U.S. consumers are nothing if not habit-driven. New research from Global Payments Inc. suggests that credit and debit cards accounted for 49% of all online shopping and 71% of in-store shopping in 2025, as reported in the 2026 edition of the Global Payments Report. That is virtually unchanged from 49% and 69%, respectively, in 2024, according to the 2025 edition of the report.
That may not be the case over the next few years as the report forecasts direct use of payment cards for e-commerce spending will drop to 42% by 2030 and in-store use will decrease to 61%. What will eat at today’s usage levels? Digital wallets, Global Payments says. In previous years, the report was released by Worldpay, which Global Payments acquired in January.

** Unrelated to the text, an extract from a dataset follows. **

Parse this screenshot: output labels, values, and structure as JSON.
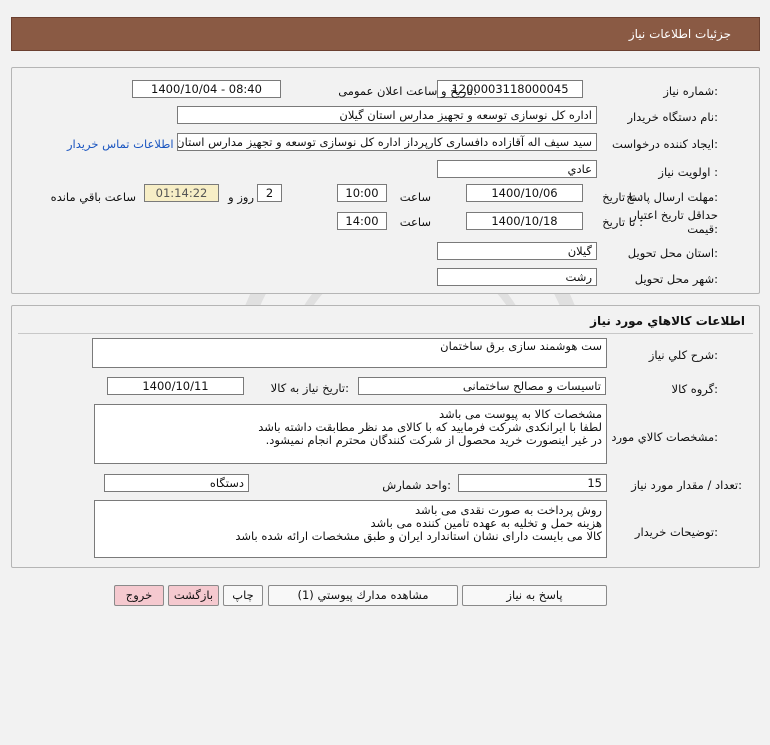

That’s especially so in online shopping where wallets already garner 40% of use compared to 32% for credit cards and 16% for debit cards.

For in-store spending, the physical card, whether credit or debit, is also projected to lose share against digital wallets. That forecast is for 36% of point-of-sale transactions to be made with a credit card by 2030, down from 40% in 2025, with debit card share going from 28% to 25% in four years. Digital wallets will take up some of the slack in that channel, too, going from 17% last year to 26% by 2030.
“For Gen Z, digital wallets and tap-to-pay experiences are already the norm. As their spending power grows, the way they pay today is a window into the future of payments,” Bob Cortopassi, Global Payments president and chief operating officer, says in a statement.
But as the report says, digital-wallet adoption lags in stores where cards and cash have the upper hand.
“Card-led wallets Apple Pay and Google Wallet helped propel wallets to 17% of POS value in 2025, compared to the 33% global average. While consumer habits for payment with cards and cash remain sticky, our wallet growth forecast is for 11% CAGR 2025-2030, four times that of POS growth overall,” the report says.
U.S. consumers, however, still favor physical cards. Even within the growing use of digital wallets, cards are the favored funding source, which could benefit from a projected $4.1 trillion in digital wallet-based U.S. spending by 2030, a 64% increase from 2025, Global Payments says.
The report also relayed that in 2024, the latest year for which data is available, Visa Inc. held 58% of the U.S. card share, followed by Mastercard at 24%, American Express Co., 8%, and Discover, Diners Club and debit networks at 9%. That compares to 61% for Visa in 2023, 25% for Mastercard, 9% for AmEx, and 7% each for Discover and Pulse, and 3% for others.